Sous ce titre, dans la rubrique Le débat, Télérama n°3173 propose un article très actuel dont l’actualité ne date pas d’hier.
Il y est question de la disparition des disciplines scolaires qui ne sont pas économiquement rentables et cependant qui étayent la réflexion, éventuellement contribuent à l’indiscipline car il en est comme le signale une des devises du GIGN qui m’a été rapportée dernièrement par une source autorisée: « Evitez de penser, ça vous empêchera de désobéir ».
De mes humanités, je garde le souvenir d’un prof d’histoire déclarant que, sous le règne de Napoléon III, l’enseignement de l’histoire et celui de la géographie étaient interdits. Matières porteuses de la mémoire et de l’espace, matières parmi d’autres nécessaires pour établir une réflexion construite et la contestation s’il le faut, ce que d’évidence ne souhaitait pas l’empereur.
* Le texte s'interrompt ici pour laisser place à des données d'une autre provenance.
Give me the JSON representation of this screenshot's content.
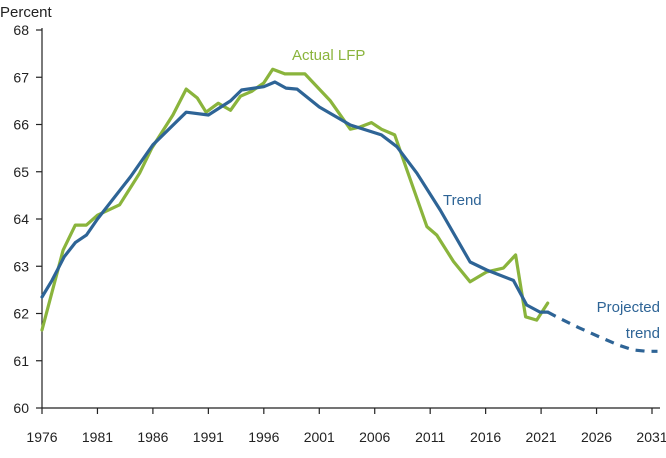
{
  "chart_data": {
    "type": "line",
    "title": "",
    "ylabel": "Percent",
    "xlabel": "",
    "ylim": [
      60,
      68
    ],
    "xlim": [
      1976,
      2031
    ],
    "yticks": [
      "60",
      "61",
      "62",
      "63",
      "64",
      "65",
      "66",
      "67",
      "68"
    ],
    "xticks": [
      "1976",
      "1981",
      "1986",
      "1991",
      "1996",
      "2001",
      "2006",
      "2011",
      "2016",
      "2021",
      "2026",
      "2031"
    ],
    "grid": false,
    "colors": {
      "actual": "#8ab43c",
      "trend": "#2e6496"
    },
    "series": [
      {
        "name": "Actual LFP",
        "label": "Actual LFP",
        "style": "solid",
        "x": [
          1976,
          1977.9,
          1979,
          1980,
          1981,
          1983,
          1984.8,
          1985.9,
          1987.8,
          1989,
          1990,
          1990.8,
          1991.9,
          1993,
          1993.9,
          1994.9,
          1996,
          1996.8,
          1997.9,
          1999.7,
          2002,
          2003.8,
          2004.7,
          2005.7,
          2006.6,
          2007.8,
          2008.9,
          2010.7,
          2011.6,
          2013.1,
          2014.6,
          2016.1,
          2017.6,
          2018.7,
          2019.6,
          2020.6,
          2021.6
        ],
        "y": [
          61.65,
          63.34,
          63.87,
          63.87,
          64.08,
          64.3,
          64.97,
          65.5,
          66.2,
          66.75,
          66.56,
          66.26,
          66.45,
          66.3,
          66.6,
          66.7,
          66.88,
          67.17,
          67.07,
          67.07,
          66.5,
          65.9,
          65.95,
          66.04,
          65.9,
          65.78,
          65.04,
          63.84,
          63.66,
          63.1,
          62.67,
          62.88,
          62.96,
          63.24,
          61.93,
          61.86,
          62.22
        ]
      },
      {
        "name": "Trend",
        "label": "Trend",
        "style": "solid",
        "x": [
          1976,
          1976.9,
          1978,
          1979,
          1980,
          1981,
          1984,
          1986,
          1989,
          1991,
          1993,
          1994,
          1996,
          1997,
          1998,
          1999,
          2001,
          2003.8,
          2006.6,
          2008,
          2009.8,
          2011.9,
          2014.6,
          2016.1,
          2018.5,
          2019.7,
          2020.9,
          2021.6
        ],
        "y": [
          62.35,
          62.7,
          63.2,
          63.5,
          63.66,
          64.0,
          64.9,
          65.57,
          66.26,
          66.2,
          66.5,
          66.73,
          66.8,
          66.9,
          66.77,
          66.75,
          66.37,
          65.99,
          65.78,
          65.53,
          64.97,
          64.19,
          63.09,
          62.92,
          62.7,
          62.18,
          62.03,
          62.03
        ]
      },
      {
        "name": "Projected trend",
        "label_line1": "Projected",
        "label_line2": "trend",
        "style": "dashed",
        "x": [
          2021.6,
          2022.4,
          2024.4,
          2026.3,
          2028,
          2029.3,
          2030.5,
          2031.5
        ],
        "y": [
          62.03,
          61.93,
          61.7,
          61.5,
          61.33,
          61.23,
          61.2,
          61.2
        ]
      }
    ]
  }
}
Un peu plus tard, en 1971, je lisais un texte du PS dans lequel il était écrit que « l’école devait s’adapter au monde du travail ». Cela m’avait désagréablement surpris. Je comprenais qu’un virage était pris par la gauche et que, l’idée ayant été émise, ce n’était plus qu’une question de temps pour qu’elle contamine l’esprit et des uns et des autres.
Alors que le chômage battait son plein, quelques collègues enseignants (pas tous fort heureusement), pressés par l’instant, tenaient l’argument chevillé au corps qu’il s’agissait pour eux de donner les bases utiles, et seulement cela, pour que leurs élèves aient cette chance d’obtenir un emploi, faisant comprendre que tout le reste était fadaise. Faire entendre que de la formation d’un homme on bâtit celle d’un travailleur et que l’inverse n’est pas vrai, je n’y ai pas réussi. De bonne volonté sans nul doute, je jugeais (à tort ?) qu’ils n’avaient pas le sens des priorités efficaces et réalistes
Plus tard, j’analysais la lutte contre l’illettrisme comme le désir patronal d’avoir à disposition une main d’œuvre docile capable de lire des consignes et non comme le souci de voir des êtres humains en capacité de se cultiver. D’ailleurs, les protocoles étaient clairs : savoir lire et comprendre une consigne simple afin de l’exécuter. J’ai fait reproche à cette lutte nécessaire contre l’illettrisme de ne considérer que le travailleur car à ne pas la développer les humanités, à laisser le feu s’éteindre, les cendres refroidir, on se dirigeait, dans le secteur économique, immanquablement vers un appauvrissement de l’inventivité utile au progrès.
Puis vint le gouvernement Raffarin. La philosophie qui ne faisait déjà guère recette auprès du public a été sacrifiée, les profs de philo invités à devenir inspecteurs de l’éducation (je ne sais plus si elle est toujours nationale).
De la sorte était-on revenu à l’époque de Napoléon III.
Mais la boucle n’était pas encore bouclée. Sarkozy décréta qu’il fallait être « imbécile » ou « sadique » pour mettre La Princesse de Clèves au programme d’un concours. De la sorte était définitivement affirmé que n’était chose utile que ce qui servait à l’économie (et au patronat). Ainsi passait-on de la fadaise à la foutaise.
Et c’est vrai qu’il utile (au patronat) d’avoir des individus qui n’ont que leur force de travail, qu’il est utile d’avoir des individus désarmés. Des esclaves. Mais cela est de courte vue, même si on n’a pas l’intérêt des hommes, il est bon d’avoir celui de la permanence de l’entreprise.
Ceux qui dirigent, en politique comme en économie, ceux qui ont un brin d’intelligence, savent bien qu’il faut être instruit, cultivé, éduqué. Ils ne se privent pas de l’être. A leurs enfants les meilleures écoles dans lesquelles n’entre pas qui veut faute d’argent. Que les autres soient privés de cela ne les gêne pas. C’est ainsi que le pouvoir dure et perdure.
Pour le reste, je vous invite à lire l’article de Catherine Halpern dans Télérama qui se termine ainsi : « On nom de la rentabilité on étouffe les capacités de recherche. Choix malheureux. Car contrairement aux préjugés, les humanités ne sont pas toutes entières tournées vers le passé et ses glorieux vestiges. Elles frayent les voies de l’avenir. Pour transformer le monde, espérer trouver d’autres voies à ce qui se présente comment des impasses aujourd’hui, par exemples les périls environnementaux, ce ne sont pas seulement de nouvelles technologies dont nous avons besoin mais aussi de nouveaux regards sur le monde et sur l’humain ».
L’article fait état de 2 livres :
L’avenir des humanités. Economie de la connaissance ou culturelles de l’interprétation ? d’Yves Citton. Editions la Découverte.
Cogitamus. Six lettres sur les humanités scientifiques de Bruno Latour. Editions La Découverte.